AR : Côté marque employeur, la voix est de plus en plus collective : un patchwork de milliers de collaborateurs qui s’expriment (LinkedIn, Glassdoor, YouTube…). Trop cadrer muselle et braque ; trop laisser-faire peut déraper. Des dispositifs d’employee advocacy fonctionnent quand ils s’appuient sur une culture authentique. L’exemple Saint-Gobain : campagne d’ambassadeurs très cadrée mais crédible, car la maison a une histoire et une culture fortes. Je remarque en particulier que les 20-25 ans veulent à la fois un storytelling officiel et un bac à sable de liberté, y compris quelques dissonances assumées.
Quelles métriques pour évaluer la marque employeur et le Brand Voicing ?
AR : Les indicateurs classiques restent clés : volume de candidatures, turnover, engagement, recommandation, notes Glassdoor… Pour la voix, on en est aux balbutiements. On peut imaginer des A/B tests de timbres/tonalités, mesurer agrément et mémorisation, comme on l’a fait pour les logos. Mais, à ce stade, peu d’entreprises ont des KPI dédiés. C’est un champ en construction, qui fera émerger des métiers et des conseils spécialisés… et du droit.
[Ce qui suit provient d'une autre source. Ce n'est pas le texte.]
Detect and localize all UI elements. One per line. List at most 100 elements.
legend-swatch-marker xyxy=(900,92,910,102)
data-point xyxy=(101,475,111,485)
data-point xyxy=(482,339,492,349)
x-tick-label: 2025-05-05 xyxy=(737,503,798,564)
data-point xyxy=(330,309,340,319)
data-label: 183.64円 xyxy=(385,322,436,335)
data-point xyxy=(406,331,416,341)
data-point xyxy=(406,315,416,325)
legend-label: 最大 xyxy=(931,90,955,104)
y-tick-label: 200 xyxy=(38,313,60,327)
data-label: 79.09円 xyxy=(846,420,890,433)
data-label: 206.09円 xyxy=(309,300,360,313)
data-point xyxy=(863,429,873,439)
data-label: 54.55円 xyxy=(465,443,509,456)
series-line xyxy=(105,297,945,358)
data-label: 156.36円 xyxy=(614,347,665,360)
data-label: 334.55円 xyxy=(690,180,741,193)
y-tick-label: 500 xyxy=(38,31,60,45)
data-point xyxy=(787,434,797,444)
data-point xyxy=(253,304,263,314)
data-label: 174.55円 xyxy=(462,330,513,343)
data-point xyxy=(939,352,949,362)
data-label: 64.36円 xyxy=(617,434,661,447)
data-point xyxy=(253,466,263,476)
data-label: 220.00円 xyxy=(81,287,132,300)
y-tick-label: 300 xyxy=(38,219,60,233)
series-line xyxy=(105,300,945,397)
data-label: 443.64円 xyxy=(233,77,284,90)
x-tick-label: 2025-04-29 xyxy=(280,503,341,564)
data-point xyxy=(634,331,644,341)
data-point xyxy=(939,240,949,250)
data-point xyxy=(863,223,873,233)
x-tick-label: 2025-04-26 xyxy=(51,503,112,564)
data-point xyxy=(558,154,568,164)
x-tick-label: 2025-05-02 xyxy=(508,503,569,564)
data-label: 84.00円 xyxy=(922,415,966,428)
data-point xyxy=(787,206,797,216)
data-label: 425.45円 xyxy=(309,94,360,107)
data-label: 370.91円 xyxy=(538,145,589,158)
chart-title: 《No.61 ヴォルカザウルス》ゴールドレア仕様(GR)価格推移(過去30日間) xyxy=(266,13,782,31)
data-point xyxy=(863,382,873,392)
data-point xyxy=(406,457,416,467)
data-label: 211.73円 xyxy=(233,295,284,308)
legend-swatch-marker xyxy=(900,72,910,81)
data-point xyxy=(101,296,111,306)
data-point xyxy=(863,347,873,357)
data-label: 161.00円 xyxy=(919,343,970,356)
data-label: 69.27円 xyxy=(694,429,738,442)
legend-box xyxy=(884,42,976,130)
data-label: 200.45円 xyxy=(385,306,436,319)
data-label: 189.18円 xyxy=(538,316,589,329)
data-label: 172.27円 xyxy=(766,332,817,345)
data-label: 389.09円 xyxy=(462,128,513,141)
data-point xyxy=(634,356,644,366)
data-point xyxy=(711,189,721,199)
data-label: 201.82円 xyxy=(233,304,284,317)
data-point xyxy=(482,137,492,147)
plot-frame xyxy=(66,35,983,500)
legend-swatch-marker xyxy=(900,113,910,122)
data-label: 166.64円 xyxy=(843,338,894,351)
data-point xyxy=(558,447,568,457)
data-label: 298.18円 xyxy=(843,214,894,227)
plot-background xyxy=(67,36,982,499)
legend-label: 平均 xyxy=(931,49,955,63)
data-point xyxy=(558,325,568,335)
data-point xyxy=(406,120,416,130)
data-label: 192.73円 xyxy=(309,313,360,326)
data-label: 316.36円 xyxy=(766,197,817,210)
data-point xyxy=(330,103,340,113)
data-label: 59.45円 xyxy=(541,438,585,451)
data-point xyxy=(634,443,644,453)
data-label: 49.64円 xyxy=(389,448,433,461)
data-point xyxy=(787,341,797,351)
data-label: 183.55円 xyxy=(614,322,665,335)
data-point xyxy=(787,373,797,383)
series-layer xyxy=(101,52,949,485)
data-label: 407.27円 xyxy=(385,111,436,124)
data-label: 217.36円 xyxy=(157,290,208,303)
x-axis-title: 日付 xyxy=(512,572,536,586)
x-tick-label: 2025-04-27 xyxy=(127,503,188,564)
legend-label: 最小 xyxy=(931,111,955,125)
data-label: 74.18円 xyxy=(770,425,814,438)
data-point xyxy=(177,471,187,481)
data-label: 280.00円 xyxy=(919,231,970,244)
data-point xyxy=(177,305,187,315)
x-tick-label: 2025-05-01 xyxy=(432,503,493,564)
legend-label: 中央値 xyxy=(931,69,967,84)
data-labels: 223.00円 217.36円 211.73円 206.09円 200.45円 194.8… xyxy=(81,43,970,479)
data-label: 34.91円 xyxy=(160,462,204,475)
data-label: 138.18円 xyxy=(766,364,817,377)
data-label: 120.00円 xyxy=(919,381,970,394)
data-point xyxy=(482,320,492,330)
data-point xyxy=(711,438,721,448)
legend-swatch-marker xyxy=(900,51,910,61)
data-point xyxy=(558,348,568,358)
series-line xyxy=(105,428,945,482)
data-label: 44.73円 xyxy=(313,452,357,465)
GdV : Le Brand Voicing ne révolutionnera pas tout. Mais il devient un levier additionnel d’authenticité et d’attraction, alors que la voix humaine se propage partout et que l’IA démultiplie les usages. Ayons également en tête que l’usage de la vidéo est beaucoup plus énergivore que l’usage de la voix. D’où l’essor des podcasts, beaucoup plus vertueux sur le plan environnemental que les chaînes de vidéos en ligne.
En quoi la RSE et la dimension sociétale sont-elles indissociables de la marque employeur pour résister aux crises ?
GdV : Une marque ne « résiste » pas à une crise, elle la traverse. L’enjeu d’une marque forte est de rebondir plus vite en bénéficiant du bénéfice du doute. Cela suppose : une raison d’être claire, des comportements cohérents, de la transparence. La voix peut ajouter de l’émotion et de la proximité, mais elle ne remplace pas les fondamentaux.
AR : Parfois, la crise est un rite de passage qui prouve la résilience. Exemple : l’épisode de la « crème quantique » chez Guerlain ; la reprise de parole par des chercheurs et des porte-voix identifiés, avec un ton stable et des excuses, a aidé. Demain, on défendra peut-être davantage à l’oral qu’à l’écrit (moins de certificats, plus d’incarnation). À l’inverse, certaines marques n’ont pas d’identité vocale claire : McDonald’s n’en a pas vraiment, et Ronald n’est pas utilisé partout de la même façon. La difficulté d’une voix unique à l’échelle internationale est centrale.
GdV : En crise, ce qui aggrave l’image de l’entreprise, c’est lorsqu’elle est considérée comme cynique. On peut faire des erreurs ; si on reste humain et aligné, la voix aide à incarner la réparation.